Japarov, um político nacionalista que sempre falou da necessidade de fortalecer a soberania de seu país, disse que “não pediu permissão à Rússia” para construir a linha férrea “e não foi dito para não fazê-lo”. Ele acrescentou: “Mesmo que eles me digam que não, nós vamos, se Deus quiser, ainda construí-lo”.
Japarov, o presidente do Quirguistão, reclamou que quando os combates na fronteira com o Tadjiquistão eclodiram, a aliança militar da Rússia “não fez nada”, acrescentando que os russos estão “cuidando de tantos problemas próprios”.
Algumas autoridades em Bishkek se perguntam se a Rússia piscou para a ação militar do Tajiquistão, uma ditadura rigidamente controlada governada pelo mesmo líder desde 1994, ainda mais tempo do que Putin está no controle do Kremlin. O Quirguistão, por outro lado, é considerado o único país da Ásia Central com um mínimo de democracia real e uma imprensa relativamente livre.
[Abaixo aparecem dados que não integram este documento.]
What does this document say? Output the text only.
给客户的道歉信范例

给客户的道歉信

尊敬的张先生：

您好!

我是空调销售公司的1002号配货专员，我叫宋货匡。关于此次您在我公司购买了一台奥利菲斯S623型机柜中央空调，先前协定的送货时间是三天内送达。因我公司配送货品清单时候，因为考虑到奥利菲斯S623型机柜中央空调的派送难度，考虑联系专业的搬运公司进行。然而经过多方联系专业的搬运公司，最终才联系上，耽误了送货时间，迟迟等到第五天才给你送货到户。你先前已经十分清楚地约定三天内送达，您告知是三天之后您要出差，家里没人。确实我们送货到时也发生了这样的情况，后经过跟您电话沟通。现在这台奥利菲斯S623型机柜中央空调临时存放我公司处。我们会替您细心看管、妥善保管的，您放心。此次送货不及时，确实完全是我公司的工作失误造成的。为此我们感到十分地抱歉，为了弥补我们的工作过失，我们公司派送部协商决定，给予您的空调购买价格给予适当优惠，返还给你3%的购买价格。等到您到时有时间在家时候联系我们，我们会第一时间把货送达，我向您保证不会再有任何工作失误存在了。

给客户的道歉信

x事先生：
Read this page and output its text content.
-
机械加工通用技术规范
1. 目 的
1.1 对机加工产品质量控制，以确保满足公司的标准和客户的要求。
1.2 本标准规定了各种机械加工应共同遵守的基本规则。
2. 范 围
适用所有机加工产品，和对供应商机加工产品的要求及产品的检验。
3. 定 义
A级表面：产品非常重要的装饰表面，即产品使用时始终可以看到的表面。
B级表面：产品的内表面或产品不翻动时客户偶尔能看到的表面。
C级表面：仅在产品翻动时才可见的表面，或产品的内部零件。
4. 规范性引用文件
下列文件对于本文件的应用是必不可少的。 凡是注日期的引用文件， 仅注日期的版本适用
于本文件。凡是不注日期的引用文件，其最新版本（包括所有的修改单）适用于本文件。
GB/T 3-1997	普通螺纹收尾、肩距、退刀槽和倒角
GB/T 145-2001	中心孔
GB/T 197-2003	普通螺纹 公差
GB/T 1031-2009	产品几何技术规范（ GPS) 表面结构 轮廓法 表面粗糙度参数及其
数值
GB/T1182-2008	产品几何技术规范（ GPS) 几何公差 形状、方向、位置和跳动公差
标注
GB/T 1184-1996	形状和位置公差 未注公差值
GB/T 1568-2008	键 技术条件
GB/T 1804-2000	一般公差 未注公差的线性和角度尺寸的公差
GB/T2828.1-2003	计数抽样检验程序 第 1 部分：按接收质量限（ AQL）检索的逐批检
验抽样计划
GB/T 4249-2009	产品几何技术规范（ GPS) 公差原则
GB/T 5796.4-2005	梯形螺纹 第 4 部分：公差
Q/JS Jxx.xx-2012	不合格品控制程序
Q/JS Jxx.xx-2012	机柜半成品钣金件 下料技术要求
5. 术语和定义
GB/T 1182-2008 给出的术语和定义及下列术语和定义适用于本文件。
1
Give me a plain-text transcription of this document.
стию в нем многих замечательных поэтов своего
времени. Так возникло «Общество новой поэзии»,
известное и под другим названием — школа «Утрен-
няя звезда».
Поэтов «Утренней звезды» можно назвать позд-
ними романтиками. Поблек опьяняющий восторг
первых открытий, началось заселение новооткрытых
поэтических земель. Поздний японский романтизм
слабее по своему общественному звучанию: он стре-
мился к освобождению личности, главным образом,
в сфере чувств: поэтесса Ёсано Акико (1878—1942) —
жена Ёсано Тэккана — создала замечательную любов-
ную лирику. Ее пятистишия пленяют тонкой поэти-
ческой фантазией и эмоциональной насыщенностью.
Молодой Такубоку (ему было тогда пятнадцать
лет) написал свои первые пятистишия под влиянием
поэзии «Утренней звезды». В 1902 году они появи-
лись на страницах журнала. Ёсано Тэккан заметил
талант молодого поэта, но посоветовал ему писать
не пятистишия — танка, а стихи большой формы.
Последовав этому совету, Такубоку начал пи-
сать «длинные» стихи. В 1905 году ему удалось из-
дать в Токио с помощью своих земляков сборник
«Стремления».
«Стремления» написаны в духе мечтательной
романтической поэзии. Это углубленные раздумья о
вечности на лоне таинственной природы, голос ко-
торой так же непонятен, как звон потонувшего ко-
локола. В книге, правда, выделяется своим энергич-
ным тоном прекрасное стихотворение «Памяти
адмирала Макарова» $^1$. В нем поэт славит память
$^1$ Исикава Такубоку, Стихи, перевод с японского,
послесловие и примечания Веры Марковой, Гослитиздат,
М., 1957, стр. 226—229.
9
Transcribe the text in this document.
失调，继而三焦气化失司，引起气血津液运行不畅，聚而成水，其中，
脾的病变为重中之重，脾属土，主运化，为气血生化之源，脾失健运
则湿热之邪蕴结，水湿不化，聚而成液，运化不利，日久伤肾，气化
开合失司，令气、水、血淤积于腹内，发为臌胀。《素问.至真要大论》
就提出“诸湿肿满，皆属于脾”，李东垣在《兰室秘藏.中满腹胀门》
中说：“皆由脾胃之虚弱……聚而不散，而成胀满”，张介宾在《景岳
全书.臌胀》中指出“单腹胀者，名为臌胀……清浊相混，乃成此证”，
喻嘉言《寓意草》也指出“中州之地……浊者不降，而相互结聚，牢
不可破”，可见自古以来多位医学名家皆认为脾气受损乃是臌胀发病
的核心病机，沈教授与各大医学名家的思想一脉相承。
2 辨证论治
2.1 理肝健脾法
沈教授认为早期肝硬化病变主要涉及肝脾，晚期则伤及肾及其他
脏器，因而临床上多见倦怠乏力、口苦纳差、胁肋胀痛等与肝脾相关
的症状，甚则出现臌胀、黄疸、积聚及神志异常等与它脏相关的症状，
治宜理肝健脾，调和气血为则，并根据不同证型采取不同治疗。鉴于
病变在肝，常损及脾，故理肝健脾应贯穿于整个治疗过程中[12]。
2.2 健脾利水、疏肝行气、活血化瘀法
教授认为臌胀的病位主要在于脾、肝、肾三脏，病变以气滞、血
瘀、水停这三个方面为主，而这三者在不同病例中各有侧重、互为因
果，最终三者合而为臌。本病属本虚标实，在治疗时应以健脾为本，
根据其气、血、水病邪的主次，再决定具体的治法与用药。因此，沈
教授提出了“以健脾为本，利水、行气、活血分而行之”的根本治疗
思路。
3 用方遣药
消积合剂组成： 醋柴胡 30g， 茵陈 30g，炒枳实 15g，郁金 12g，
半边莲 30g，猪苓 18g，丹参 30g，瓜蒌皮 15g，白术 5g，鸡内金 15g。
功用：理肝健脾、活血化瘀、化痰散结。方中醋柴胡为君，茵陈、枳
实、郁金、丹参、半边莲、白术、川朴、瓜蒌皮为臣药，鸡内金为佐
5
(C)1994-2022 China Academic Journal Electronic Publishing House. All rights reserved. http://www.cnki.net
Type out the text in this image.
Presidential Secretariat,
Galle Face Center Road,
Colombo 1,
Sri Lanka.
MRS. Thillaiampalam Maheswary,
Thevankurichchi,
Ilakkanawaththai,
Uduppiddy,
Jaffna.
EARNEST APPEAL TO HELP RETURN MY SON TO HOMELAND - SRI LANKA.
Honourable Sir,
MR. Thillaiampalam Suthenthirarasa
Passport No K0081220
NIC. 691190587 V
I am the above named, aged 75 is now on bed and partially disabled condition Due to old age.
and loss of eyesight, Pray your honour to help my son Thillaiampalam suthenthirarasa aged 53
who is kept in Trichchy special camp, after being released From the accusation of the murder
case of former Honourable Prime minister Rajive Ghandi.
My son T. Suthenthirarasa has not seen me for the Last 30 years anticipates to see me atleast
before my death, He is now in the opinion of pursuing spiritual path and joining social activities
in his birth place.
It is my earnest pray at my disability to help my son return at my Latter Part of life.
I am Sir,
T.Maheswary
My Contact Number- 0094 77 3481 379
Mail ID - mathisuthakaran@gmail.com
A visão de Putin do lado do Tajiquistão – em vez de ser um árbitro imparcial entre dois membros de sua aliança militar – ganhou mais terreno na semana passada, quando o Kremlin declarou que estava dando ao veterano ditador tadjique, Emomali Rahmon, um prestigioso prêmio estatal. por sua contribuição para a “estabilidade e segurança regional”.
O Ministério das Relações Exteriores do Quirguistão disse que o prêmio, anunciado por Moscou “enquanto o sangue de vítimas inocentes ainda não esfriou em solo quirguiz”, causou “perplexidade”.
Em Batken, a região sudoeste do Quirguistão, onde os combates na fronteira eclodiram, as estepes ondulantes, cravejadas de afloramentos rochosos, sustentam uma confusão de grupos étnicos rivais – agricultores e pastores empobrecidos que, armados com implementos agrícolas, há décadas lutam esporadicamente no que eles chamavam de “guerras de pás”.
Mas no mês passado essa luta rapidamente se tornou uma verdadeira guerra, com projéteis chegando até a capital regional, a cidade de Batken, a dezenas de quilômetros da fronteira disputada.
Particularmente horrível é a cena na vila de Ak-Sai, onde as gaiolas de uma grande fazenda agora estão cheias de milhares de galinhas mortas que aparentemente morreram sufocadas quando seu galinheiro de tijolos e lama foi incendiado.
O proprietário quirguiz do negócio, que ficou para trás para proteger suas galinhas, segundo autoridades locais, foi baleado em seu escritório por saqueadores tadjiques. Penas e cartuchos de balas espalham-se pelo chão do lado de fora.
“O aspecto perverso disso é que ambos os lados são membros da mesma aliança militar da qual a Rússia está no comando”, disse Leonard, editor da Eurasianet. “Os dias em que a Rússia ditava a postura militar desses países claramente foram pela janela.”
O chefe da administração distrital, Jorobaev Imamalievich, disse estar consternado.
“A Rússia ficou em silêncio. Está ocupado na Ucrânia e não está prestando atenção”, disse ele. “Simplesmente não está mais aqui.”